The coded message would be enfolded in random bits picked out of the stream by the sender and receiver, like raisins plucked out of a pudding. Cryptographers usually refer to the sender-receiver pair as Alice and Bob. When Alice is the sender, she uses a secret key to select a relatively small number of bits from the huge, furiously flowing public stream. She might choose 100,000 out of trillions of bits. She then folds a message into these selected bits – the raisins in the pudding.

Bob uses the same secret key to pluck out the same raisins, then uses the selected bits to decode the message.

Sounds simple enough to do, but also simple enough to crack. All an eavesdropper, called Eve by decoders, needs to do is capture the same bits used by Alice and Bob.

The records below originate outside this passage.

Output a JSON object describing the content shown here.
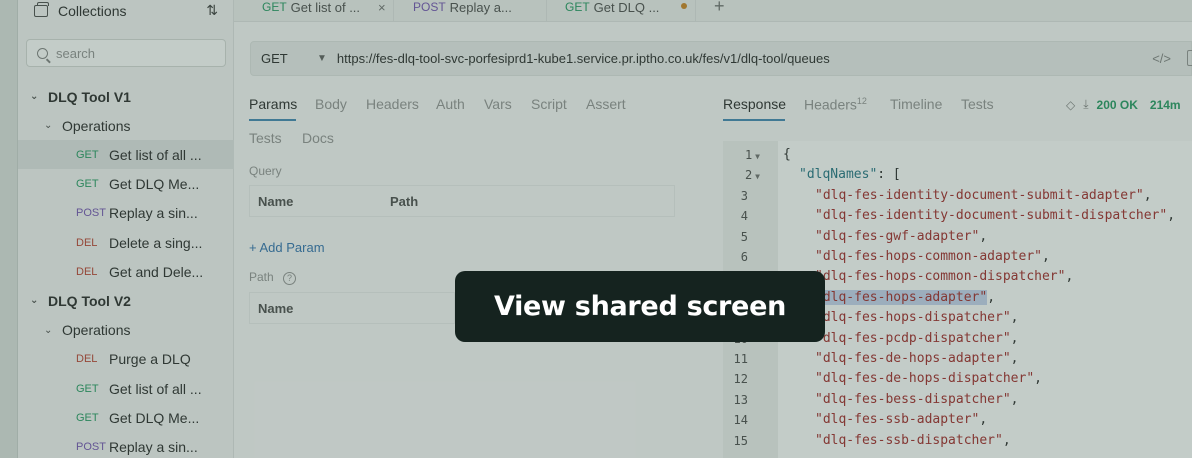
{
  "sidebar": {
    "title": "Collections",
    "search_placeholder": "search",
    "tree": [
      {
        "kind": "group",
        "label": "DLQ Tool V1"
      },
      {
        "kind": "sub",
        "label": "Operations"
      },
      {
        "kind": "item",
        "method": "GET",
        "label": "Get list of all ...",
        "active": true
      },
      {
        "kind": "item",
        "method": "GET",
        "label": "Get DLQ Me..."
      },
      {
        "kind": "item",
        "method": "POST",
        "label": "Replay a sin..."
      },
      {
        "kind": "item",
        "method": "DEL",
        "label": "Delete a sing..."
      },
      {
        "kind": "item",
        "method": "DEL",
        "label": "Get and Dele..."
      },
      {
        "kind": "group",
        "label": "DLQ Tool V2"
      },
      {
        "kind": "sub",
        "label": "Operations"
      },
      {
        "kind": "item",
        "method": "DEL",
        "label": "Purge a DLQ"
      },
      {
        "kind": "item",
        "method": "GET",
        "label": "Get list of all ..."
      },
      {
        "kind": "item",
        "method": "GET",
        "label": "Get DLQ Me..."
      },
      {
        "kind": "item",
        "method": "POST",
        "label": "Replay a sin..."
      }
    ]
  },
  "tabs": [
    {
      "method": "GET",
      "label": "Get list of ...",
      "close": "×"
    },
    {
      "method": "POST",
      "label": "Replay a..."
    },
    {
      "method": "GET",
      "label": "Get DLQ ..."
    }
  ],
  "tab_add": "+",
  "request": {
    "method": "GET",
    "url": "https://fes-dlq-tool-svc-porfesiprd1-kube1.service.pr.iptho.co.uk/fes/v1/dlq-tool/queues",
    "tabs_row1": [
      "Params",
      "Body",
      "Headers",
      "Auth",
      "Vars",
      "Script",
      "Assert"
    ],
    "tabs_row2": [
      "Tests",
      "Docs"
    ],
    "query_label": "Query",
    "query_cols": [
      "Name",
      "Path"
    ],
    "add_param": "+ Add Param",
    "path_label": "Path",
    "path_cols": [
      "Name"
    ]
  },
  "response": {
    "tabs": [
      "Response",
      "Headers",
      "Timeline",
      "Tests"
    ],
    "headers_count": "12",
    "status": "200 OK",
    "time": "214m",
    "lines": [
      {
        "n": "1",
        "fold": true,
        "text": "{"
      },
      {
        "n": "2",
        "fold": true,
        "key": "\"dlqNames\"",
        "text": ": ["
      },
      {
        "n": "3",
        "str": "\"dlq-fes-identity-document-submit-adapter\"",
        "tail": ","
      },
      {
        "n": "4",
        "str": "\"dlq-fes-identity-document-submit-dispatcher\"",
        "tail": ","
      },
      {
        "n": "5",
        "str": "\"dlq-fes-gwf-adapter\"",
        "tail": ","
      },
      {
        "n": "6",
        "str": "\"dlq-fes-hops-common-adapter\"",
        "tail": ","
      },
      {
        "n": "7",
        "str": "\"dlq-fes-hops-common-dispatcher\"",
        "tail": ","
      },
      {
        "n": "8",
        "str": "\"dlq-fes-hops-adapter\"",
        "tail": ",",
        "highlight": true
      },
      {
        "n": "9",
        "str": "\"dlq-fes-hops-dispatcher\"",
        "tail": ","
      },
      {
        "n": "10",
        "str": "\"dlq-fes-pcdp-dispatcher\"",
        "tail": ","
      },
      {
        "n": "11",
        "str": "\"dlq-fes-de-hops-adapter\"",
        "tail": ","
      },
      {
        "n": "12",
        "str": "\"dlq-fes-de-hops-dispatcher\"",
        "tail": ","
      },
      {
        "n": "13",
        "str": "\"dlq-fes-bess-dispatcher\"",
        "tail": ","
      },
      {
        "n": "14",
        "str": "\"dlq-fes-ssb-adapter\"",
        "tail": ","
      },
      {
        "n": "15",
        "str": "\"dlq-fes-ssb-dispatcher\"",
        "tail": ","
      }
    ]
  },
  "overlay": {
    "label": "View shared screen"
  },
  "colors": {
    "get": "#2e9e6a",
    "post": "#7b5ab8",
    "del": "#c0493a",
    "accent": "#4a8db7",
    "pill_bg": "#15231f"
  }
}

That’s not possible, Rabin claims, because the bit stream goes by so fast, Eve cannot pick out the same bits Alice and Bob used because she doesn’t have the secret key at the time of transmission. And Eve can’t store all the bits then search them later for the key. She is overwhelmed by quantity.

Alice and Bob know what to pick out of the stream; Eve does not. Exactly how Alice and Bob know is, of course, the secret of the system. It is the raisin in the technology pudding that Rabin has cooked. That technology probably will involve patents, although he is not ready to talk about that yet.

Reusable keys

To date, Rabin has only explained his coding method in lectures. The written explanation is still to be published in the IEEE Transactions on Information Theory. A more recent paper, not yet published, explains how the secret code key can be used over and over again without compromising security.

If Eve managed to torture or bribe a code clerk to reveal the key, messages already sent still could not be deciphered. Neither could future messages, because Alice and Bob could simply select a different secret key.Several critics have claimed that Rabin’s “everlasting security” is impractical because it is too difficult to send long messages. The longer the message, the longer the key that’s required. Eventually, the key becomes unmanageable.

Not so, counters Rabin. You can use 1,000-byte (8,000-bit) keys to send arbitrarily long messages to 10,000 different people. Such keys would require only 10 million bytes, something you could handle on a laptop computer with 20 gigabytes (20 billion bytes) of memory.

Summing up his invention, Rabin calls it “the first efficient and provably secure coding system ever developed. It stays secure for past messages, even if the secret key becomes known because the bit stream is too large to be stored. Finally, the key can be reused again and again.”

Asked if he has given his system a practical tryout by, say, using an available satellite, Rabin answers: “There is no need to try it once you have a mathematical proof of the impossibility of breaking the code. We have that proof; so we have begun implementing the system.”